Chemist Warehouse is starting to realise a long-term ambition for complete application portability between its data centre, warehouses, retail store environments and public cloud.

Chemist Warehouse chases full application portability
Antoine Sammut at vForum Sydney.

AM Solutions’ - which operates as the pharmacy group’s head office - infrastructure architect Antoine Sammut told VMware’s vForum in Sydney that he’d “always had a dream of a single scalable vision [where] I I can run an application at a store, at one of our warehouses, inside the data centre or in a cloud, seamlessly and the business should not even know about it.”

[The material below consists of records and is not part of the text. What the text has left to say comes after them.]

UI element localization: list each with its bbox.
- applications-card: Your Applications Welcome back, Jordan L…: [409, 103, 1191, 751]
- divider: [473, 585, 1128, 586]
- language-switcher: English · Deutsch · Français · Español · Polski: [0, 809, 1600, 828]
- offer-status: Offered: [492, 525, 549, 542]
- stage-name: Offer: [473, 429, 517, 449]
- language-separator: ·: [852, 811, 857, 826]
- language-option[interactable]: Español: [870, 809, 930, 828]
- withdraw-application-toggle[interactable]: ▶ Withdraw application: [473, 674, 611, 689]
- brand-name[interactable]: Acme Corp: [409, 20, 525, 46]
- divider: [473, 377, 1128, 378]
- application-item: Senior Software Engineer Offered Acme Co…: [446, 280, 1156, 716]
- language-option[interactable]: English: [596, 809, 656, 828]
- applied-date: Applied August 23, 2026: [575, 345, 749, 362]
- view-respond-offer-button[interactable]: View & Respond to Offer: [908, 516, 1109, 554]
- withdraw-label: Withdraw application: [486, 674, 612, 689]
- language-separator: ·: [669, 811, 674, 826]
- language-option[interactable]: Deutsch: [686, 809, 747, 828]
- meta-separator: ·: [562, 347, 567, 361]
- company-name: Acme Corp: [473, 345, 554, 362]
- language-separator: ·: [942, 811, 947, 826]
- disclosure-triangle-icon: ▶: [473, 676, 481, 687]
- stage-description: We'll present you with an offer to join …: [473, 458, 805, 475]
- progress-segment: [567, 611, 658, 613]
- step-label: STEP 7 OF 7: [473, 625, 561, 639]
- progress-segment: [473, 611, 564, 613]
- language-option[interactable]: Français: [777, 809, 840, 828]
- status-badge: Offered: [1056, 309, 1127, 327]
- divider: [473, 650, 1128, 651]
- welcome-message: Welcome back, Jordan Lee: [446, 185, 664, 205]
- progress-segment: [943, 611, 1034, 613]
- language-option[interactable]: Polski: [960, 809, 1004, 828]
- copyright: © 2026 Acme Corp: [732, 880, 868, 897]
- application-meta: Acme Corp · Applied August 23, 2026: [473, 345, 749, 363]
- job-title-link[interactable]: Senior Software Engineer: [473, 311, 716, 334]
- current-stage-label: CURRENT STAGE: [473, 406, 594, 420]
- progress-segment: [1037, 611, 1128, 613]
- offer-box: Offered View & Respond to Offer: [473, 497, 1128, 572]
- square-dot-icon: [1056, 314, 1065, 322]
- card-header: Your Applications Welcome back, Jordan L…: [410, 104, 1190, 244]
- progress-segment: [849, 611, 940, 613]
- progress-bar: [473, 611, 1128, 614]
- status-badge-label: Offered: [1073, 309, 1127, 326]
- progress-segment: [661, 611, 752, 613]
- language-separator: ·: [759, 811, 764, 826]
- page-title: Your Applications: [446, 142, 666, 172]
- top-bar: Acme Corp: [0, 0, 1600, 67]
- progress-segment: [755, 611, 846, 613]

“From a business point of view, the business people don’t really care where applications run, they just want them to run reliably,” Sammut said.

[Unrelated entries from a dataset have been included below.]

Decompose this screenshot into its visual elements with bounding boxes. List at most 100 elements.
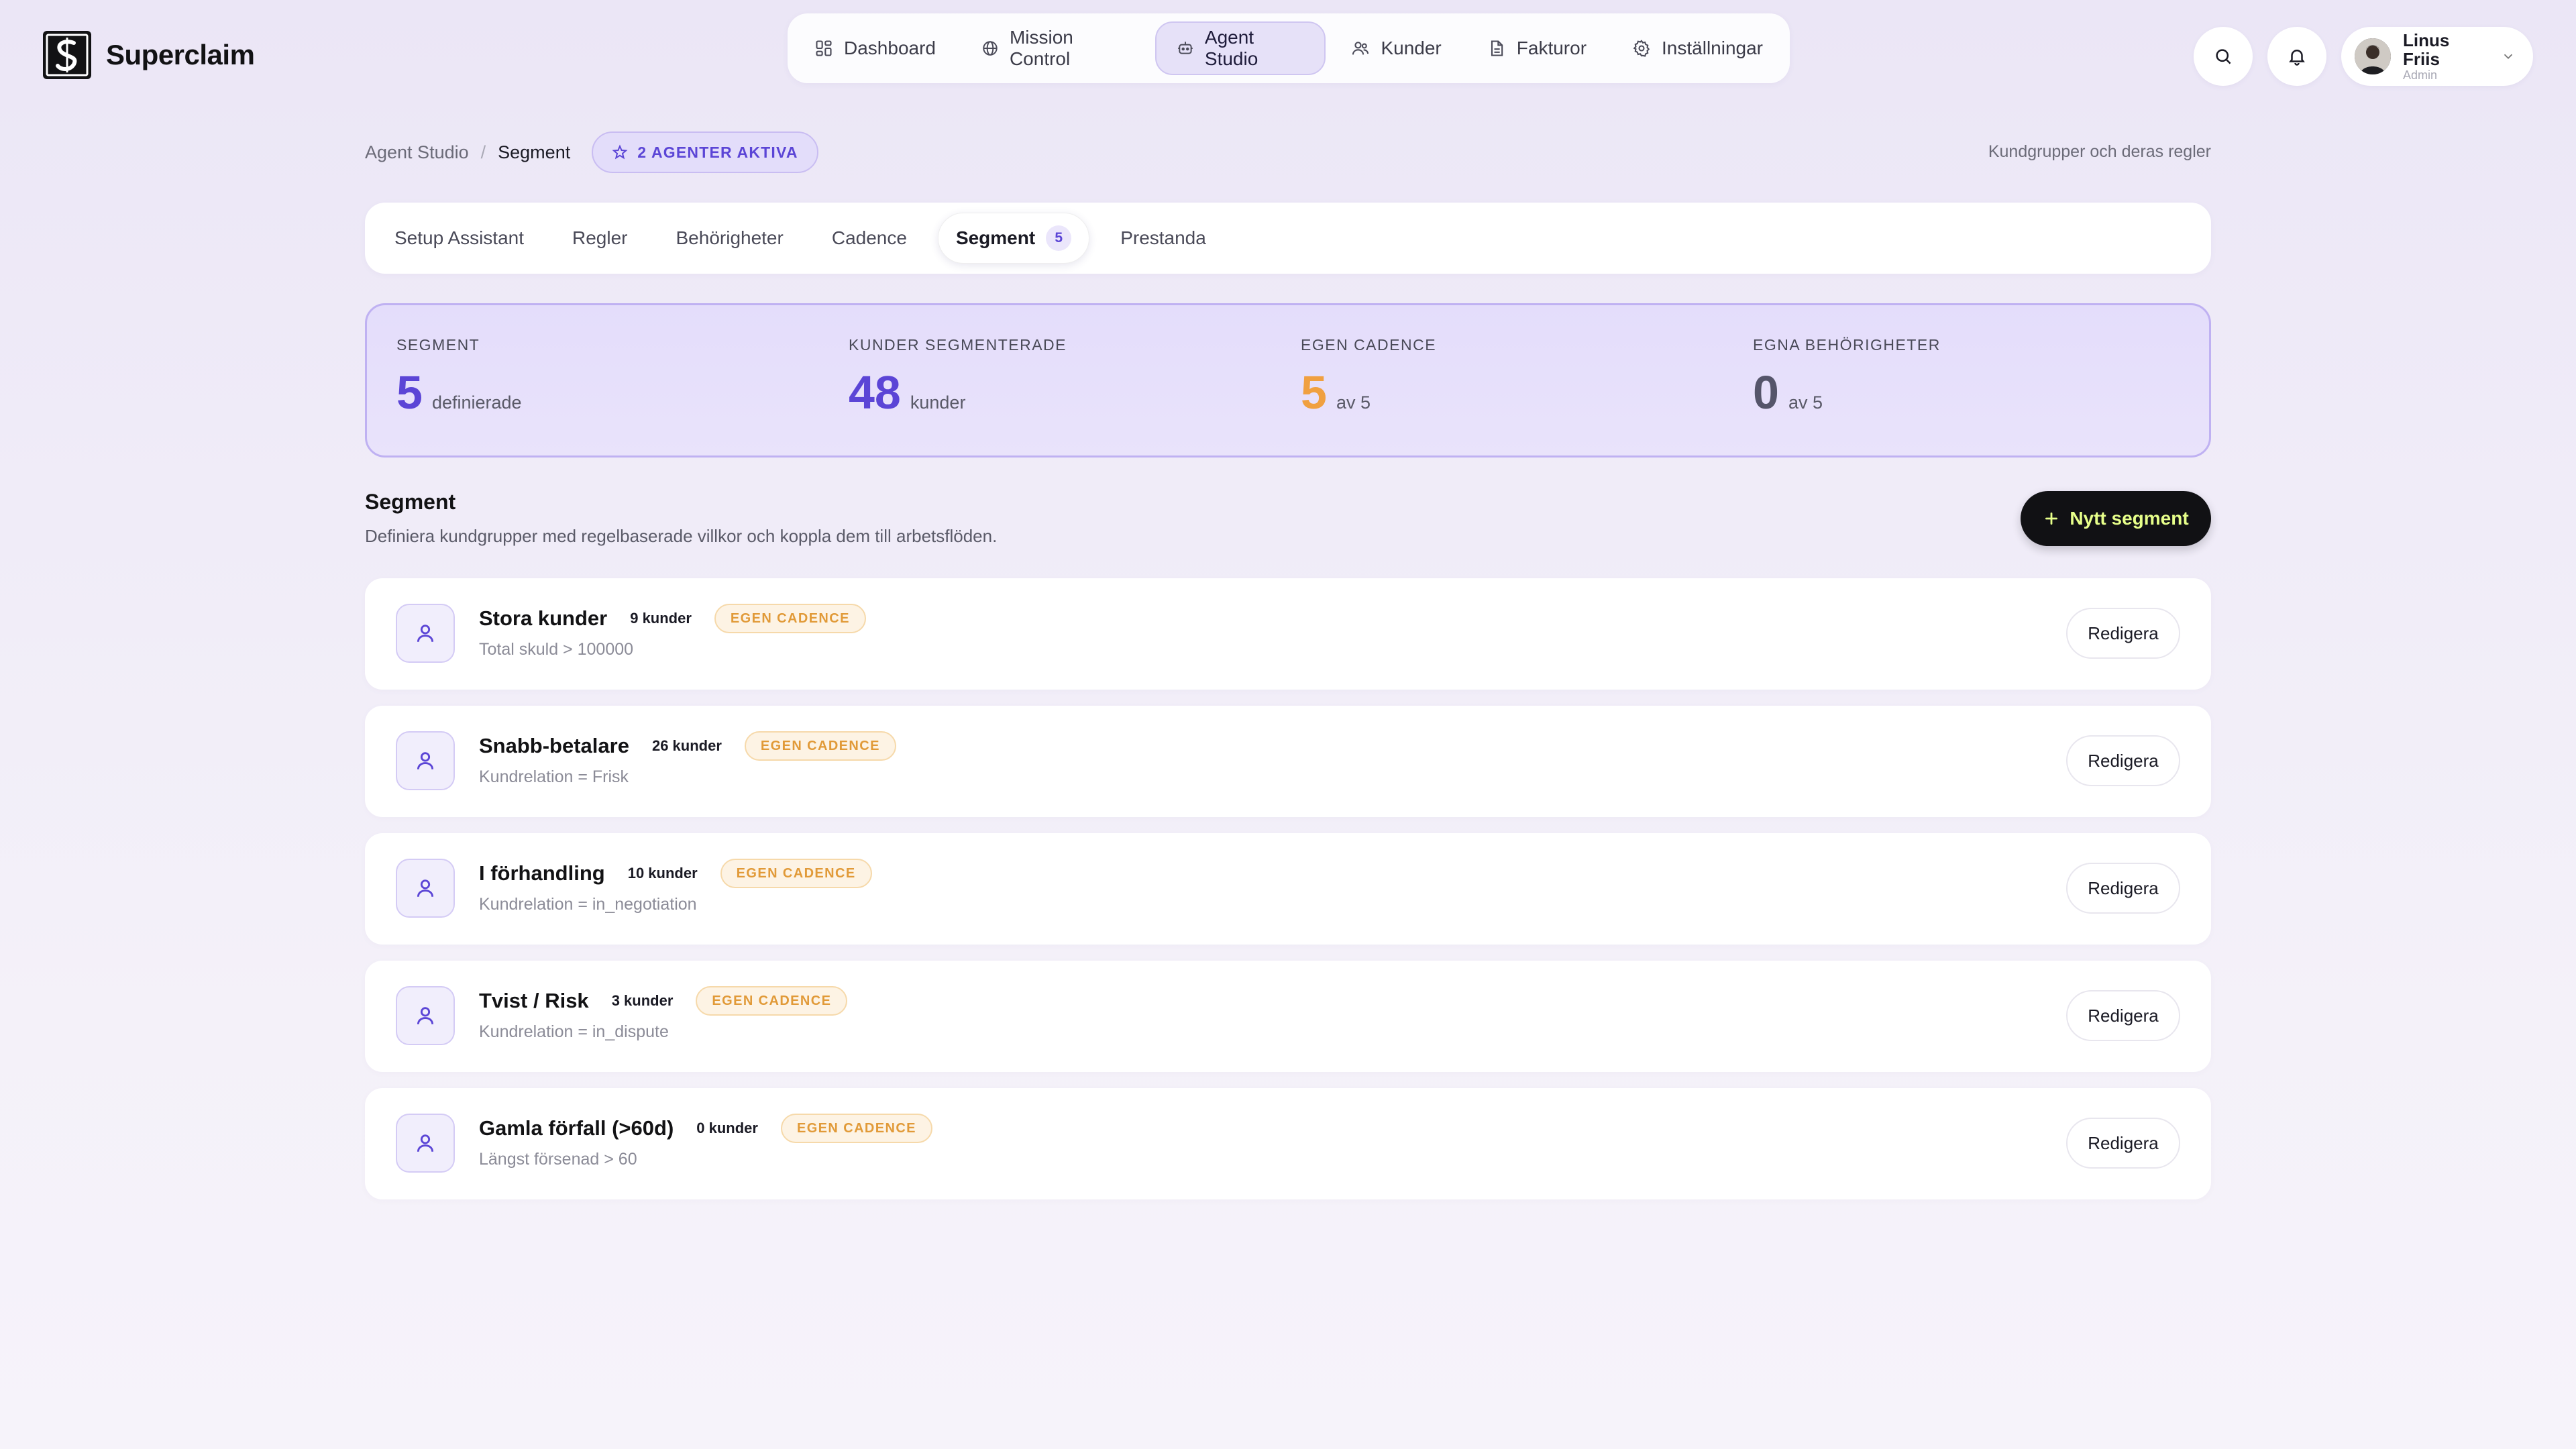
segment-count: 9 kunder — [630, 610, 692, 627]
stat-kunder-segmenterade: KUNDER SEGMENTERADE 48 kunder — [849, 336, 1301, 455]
user-icon — [417, 879, 434, 897]
tab-bar: Setup Assistant Regler Behörigheter Cade… — [365, 203, 2211, 274]
segment-name: Gamla förfall (>60d) — [479, 1116, 674, 1140]
nav-item-installningar[interactable]: Inställningar — [1612, 21, 1783, 75]
stats-panel: SEGMENT 5 definierade KUNDER SEGMENTERAD… — [365, 303, 2211, 458]
segment-name: Stora kunder — [479, 606, 608, 630]
segment-rule: Kundrelation = in_dispute — [479, 1022, 669, 1041]
cadence-badge: EGEN CADENCE — [744, 731, 896, 761]
stat-label: SEGMENT — [396, 336, 480, 354]
edit-button[interactable]: Redigera — [2066, 608, 2180, 659]
segment-rule: Längst försenad > 60 — [479, 1150, 637, 1169]
section-title: Segment — [365, 490, 456, 514]
segment-list: Stora kunder 9 kunder EGEN CADENCE Total… — [365, 578, 2211, 1216]
tab-setup-assistant[interactable]: Setup Assistant — [377, 213, 541, 264]
edit-button[interactable]: Redigera — [2066, 863, 2180, 914]
segment-icon — [396, 604, 455, 663]
segment-row[interactable]: Tvist / Risk 3 kunder EGEN CADENCE Kundr… — [365, 961, 2211, 1072]
superclaim-logo-icon — [43, 31, 91, 79]
star-icon — [612, 144, 628, 160]
segment-count: 3 kunder — [611, 992, 674, 1009]
tab-behorigheter[interactable]: Behörigheter — [659, 213, 801, 264]
page-subtitle: Kundgrupper och deras regler — [1988, 142, 2211, 161]
stat-sub: definierade — [431, 392, 522, 413]
active-agents-label: 2 AGENTER AKTIVA — [637, 143, 798, 161]
cadence-badge: EGEN CADENCE — [696, 986, 848, 1016]
stat-value: 5 — [1301, 366, 1327, 419]
brand-name: Superclaim — [106, 39, 255, 70]
nav-item-fakturor[interactable]: Fakturor — [1467, 21, 1607, 75]
segment-name: Tvist / Risk — [479, 989, 589, 1012]
plus-icon — [2045, 513, 2058, 525]
user-name: Linus Friis — [2403, 30, 2450, 70]
breadcrumb-parent[interactable]: Agent Studio — [365, 142, 469, 163]
search-button[interactable] — [2194, 27, 2253, 86]
tab-prestanda[interactable]: Prestanda — [1103, 213, 1224, 264]
nav-label: Fakturor — [1516, 38, 1587, 58]
segment-rule: Kundrelation = in_negotiation — [479, 895, 697, 914]
user-menu[interactable]: Linus Friis Admin — [2341, 27, 2533, 86]
tab-cadence[interactable]: Cadence — [814, 213, 924, 264]
brand[interactable]: Superclaim — [43, 31, 255, 79]
segment-count: 0 kunder — [696, 1120, 758, 1136]
stat-value: 0 — [1753, 366, 1779, 419]
nav-item-kunder[interactable]: Kunder — [1331, 21, 1461, 75]
user-icon — [417, 1007, 434, 1024]
edit-button[interactable]: Redigera — [2066, 990, 2180, 1041]
stat-label: EGNA BEHÖRIGHETER — [1753, 336, 1941, 354]
grid-icon — [816, 40, 832, 56]
segment-count: 26 kunder — [651, 737, 722, 754]
segment-count: 10 kunder — [627, 865, 698, 881]
segment-icon — [396, 731, 455, 790]
tab-label: Segment — [955, 227, 1036, 248]
nav-item-agent-studio[interactable]: Agent Studio — [1155, 21, 1326, 75]
segment-name: I förhandling — [479, 861, 605, 885]
stat-label: KUNDER SEGMENTERADE — [849, 336, 1067, 354]
segment-rule: Kundrelation = Frisk — [479, 767, 629, 786]
segment-icon — [396, 1114, 455, 1173]
tab-count-badge: 5 — [1046, 225, 1072, 251]
notifications-button[interactable] — [2267, 27, 2326, 86]
chevron-down-icon — [2504, 54, 2513, 60]
segment-row[interactable]: Gamla förfall (>60d) 0 kunder EGEN CADEN… — [365, 1088, 2211, 1199]
avatar — [2355, 38, 2391, 74]
bell-icon — [2289, 50, 2305, 66]
tab-regler[interactable]: Regler — [555, 213, 645, 264]
tab-label: Regler — [572, 227, 628, 248]
nav-label: Inställningar — [1662, 38, 1763, 58]
top-bar: Superclaim Dashboard Mission Control Age… — [0, 0, 2576, 114]
users-icon — [1352, 42, 1369, 55]
nav-item-dashboard[interactable]: Dashboard — [794, 21, 956, 75]
gear-icon — [1633, 40, 1650, 57]
globe-icon — [983, 41, 998, 56]
main-nav: Dashboard Mission Control Agent Studio K… — [788, 13, 1790, 83]
tab-label: Setup Assistant — [394, 227, 525, 248]
edit-button[interactable]: Redigera — [2066, 735, 2180, 786]
segment-row[interactable]: Snabb-betalare 26 kunder EGEN CADENCE Ku… — [365, 706, 2211, 817]
stat-segment: SEGMENT 5 definierade — [396, 336, 849, 455]
nav-item-mission-control[interactable]: Mission Control — [961, 21, 1150, 75]
new-segment-label: Nytt segment — [2070, 508, 2189, 529]
section-description: Definiera kundgrupper med regelbaserade … — [365, 526, 998, 546]
tab-segment[interactable]: Segment 5 — [937, 213, 1090, 264]
tab-label: Behörigheter — [676, 227, 784, 248]
tab-label: Prestanda — [1120, 227, 1206, 248]
nav-label: Mission Control — [1009, 27, 1073, 69]
user-icon — [417, 625, 434, 642]
segment-icon — [396, 986, 455, 1045]
edit-button[interactable]: Redigera — [2066, 1118, 2180, 1169]
top-actions: Linus Friis Admin — [2194, 27, 2533, 86]
stat-egna-behorigheter: EGNA BEHÖRIGHETER 0 av 5 — [1753, 336, 2205, 455]
search-icon — [2216, 49, 2231, 64]
segment-rule: Total skuld > 100000 — [479, 640, 634, 659]
segment-row[interactable]: I förhandling 10 kunder EGEN CADENCE Kun… — [365, 833, 2211, 945]
new-segment-button[interactable]: Nytt segment — [2021, 491, 2211, 546]
segment-row[interactable]: Stora kunder 9 kunder EGEN CADENCE Total… — [365, 578, 2211, 690]
user-role: Admin — [2403, 68, 2438, 82]
user-icon — [417, 1134, 434, 1152]
stat-value: 5 — [396, 366, 423, 419]
user-info: Linus Friis Admin — [2403, 30, 2489, 83]
segment-icon — [396, 859, 455, 918]
stat-label: EGEN CADENCE — [1301, 336, 1437, 354]
stat-egen-cadence: EGEN CADENCE 5 av 5 — [1301, 336, 1753, 455]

“This has recently started to come true. With partnerships that VMware have been forging with AWS and IBM, I can now seamlessly move those applications. That’s a tremendous jump for me.”

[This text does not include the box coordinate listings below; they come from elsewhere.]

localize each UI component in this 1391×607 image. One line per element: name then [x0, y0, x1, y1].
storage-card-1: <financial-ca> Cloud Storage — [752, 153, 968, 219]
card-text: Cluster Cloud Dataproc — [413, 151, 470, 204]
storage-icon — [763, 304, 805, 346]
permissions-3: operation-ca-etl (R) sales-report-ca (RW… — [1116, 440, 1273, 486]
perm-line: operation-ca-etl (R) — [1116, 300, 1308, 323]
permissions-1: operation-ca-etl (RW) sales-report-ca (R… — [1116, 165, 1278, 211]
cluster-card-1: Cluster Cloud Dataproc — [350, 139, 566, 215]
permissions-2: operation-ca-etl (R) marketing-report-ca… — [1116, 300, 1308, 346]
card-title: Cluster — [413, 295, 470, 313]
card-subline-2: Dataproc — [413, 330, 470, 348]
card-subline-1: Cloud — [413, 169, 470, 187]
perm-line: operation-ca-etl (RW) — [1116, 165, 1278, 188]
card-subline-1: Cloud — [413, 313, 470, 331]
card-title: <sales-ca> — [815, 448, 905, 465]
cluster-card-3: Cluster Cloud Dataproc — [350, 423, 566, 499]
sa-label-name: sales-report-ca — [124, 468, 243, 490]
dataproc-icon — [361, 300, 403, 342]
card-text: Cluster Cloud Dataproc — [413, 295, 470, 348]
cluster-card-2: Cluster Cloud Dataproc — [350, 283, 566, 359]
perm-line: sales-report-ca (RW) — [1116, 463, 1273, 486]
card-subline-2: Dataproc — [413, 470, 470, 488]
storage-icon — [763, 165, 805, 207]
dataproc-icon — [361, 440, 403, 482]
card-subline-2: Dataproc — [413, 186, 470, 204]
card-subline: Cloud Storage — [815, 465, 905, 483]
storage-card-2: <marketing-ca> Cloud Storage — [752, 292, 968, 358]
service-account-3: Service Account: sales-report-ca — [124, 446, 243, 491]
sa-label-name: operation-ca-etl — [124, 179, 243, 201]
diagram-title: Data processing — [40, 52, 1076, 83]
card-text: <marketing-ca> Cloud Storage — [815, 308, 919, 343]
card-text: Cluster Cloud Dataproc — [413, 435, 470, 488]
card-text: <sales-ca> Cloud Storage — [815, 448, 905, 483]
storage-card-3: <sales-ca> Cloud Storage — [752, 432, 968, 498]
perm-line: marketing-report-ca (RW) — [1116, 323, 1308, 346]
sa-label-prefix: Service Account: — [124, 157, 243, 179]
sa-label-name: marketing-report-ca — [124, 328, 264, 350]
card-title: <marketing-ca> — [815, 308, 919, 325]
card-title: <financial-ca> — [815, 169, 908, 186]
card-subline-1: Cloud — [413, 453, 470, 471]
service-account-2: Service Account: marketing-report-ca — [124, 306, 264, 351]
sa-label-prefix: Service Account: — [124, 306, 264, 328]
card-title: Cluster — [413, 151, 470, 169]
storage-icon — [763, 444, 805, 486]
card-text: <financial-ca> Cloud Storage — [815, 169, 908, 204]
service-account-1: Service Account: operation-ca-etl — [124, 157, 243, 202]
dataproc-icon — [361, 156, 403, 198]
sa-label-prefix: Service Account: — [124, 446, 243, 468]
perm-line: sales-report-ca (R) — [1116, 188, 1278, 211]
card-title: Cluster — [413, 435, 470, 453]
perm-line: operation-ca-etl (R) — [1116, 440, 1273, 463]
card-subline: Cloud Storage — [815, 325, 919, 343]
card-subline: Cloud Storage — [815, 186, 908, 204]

VMware has struck deals with both IBM and AWS that allow virtual machines to be moved more easily between on-premises and the vendors’ respective public clouds.

Sammut has embarked on internal works to package up applications and associated dependencies - such as security rules - to prepare them to be more easily moved around.

“We’ve started an initiative within our business that defines what applications are, creates a package for them, and then we are putting rules around those applications to know what they’re capable of and what is normal,” he said.

“So when we grab them and move them, we’re not only moving the applications but we’re moving the security rules that are associated with them.”

The company is gradually introducing a greater degree of automation into its infrastructure environment to orchestrate application movements.

Coinciding with vForum, it was revealed that Chemist Warehouse had implemented a software-defined data centre (SDDC) model in its data centre, using VMware's software.

Sammut noted he did not want staff to be physically involved in shifting VMs between infrastructure platforms or locations.

The concept of the self-driving data centre has to become an absolute fundamental,” he said.

“I have very valuable and smart people working with me. I don’t want them spending their time doing vMotions, trying to figure out if a workload needs to live here or there.

“I want my data centre and cloud environment to be able to do that dynamically for me. I want it to decide based on the rules and SLAs I set from my business to move that workload dynamically.”

Sammut noted that while Chemist Warehouse had that capability in its data centre, it is also starting to replicate that level of capability in its use of AWS cloud.

He did not reveal exactly where Chemist Warehouse is with its embrace of AWS, but noted that with increased cloud usage would come a corresponding dip in the amount of spare capacity at its data centre.

“We’ve had spare capacity in our environment for a very long time,” Sammut said.

“I’m looking to be able to reduce that and leverage the bursty capacity that the cloud vendors can give me.”